We’re not sure what Gallagher can do differently to change his luck.

He leads the Stanley Cup Playoffs with 31 shots on goal, and he’s also at the top of the list in high-danger shot attempts at five-on-five (16). We’re talking about a guy who’s scored on 10 per cent of the shots he’s taken in this league; it’s unfathomable he’s stuck on zero right now.

At a certain point, the dam has to break. At least that’s how Muller sees it.

“Gally’s a competitor, and these have been tight games and everything,” he said. “He’s pushing, doing a lot of the right things. He’s getting shots on net, he’s in the right area that he scores goals — right in front of the net. So, he just has to stay with it. This is playoff hockey and he’s the type of player who will excel in these types of games.

“I’ve got a lot of confidence in him and I think if he just keeps doing that stuff, it’s just a matter of getting the opportunities and capitalizing on them when he gets them.”

It’s what Gallagher has done throughout his entire career.

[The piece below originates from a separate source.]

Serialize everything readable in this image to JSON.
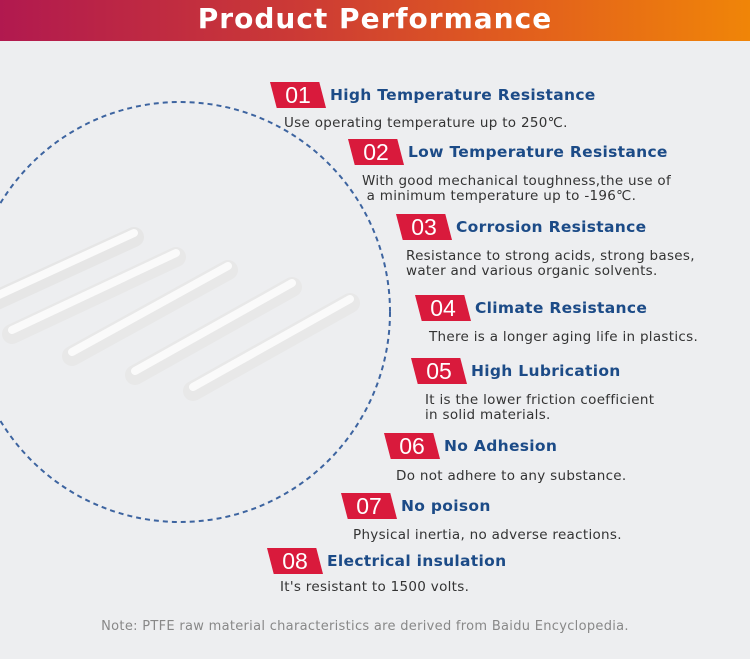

We’re talking about a player who had three 40-goal seasons in the Western Hockey League, a player who had 10 goals in the only 36 games he ever played in the American Hockey League, a player who’s topped the 20-goal mark in five of his eight NHL seasons. Gallagher scored over 30 in each of the two seasons leading into this one, and he had 22 over 59 games from October to March.

Now it’s time to see what he can produce in August.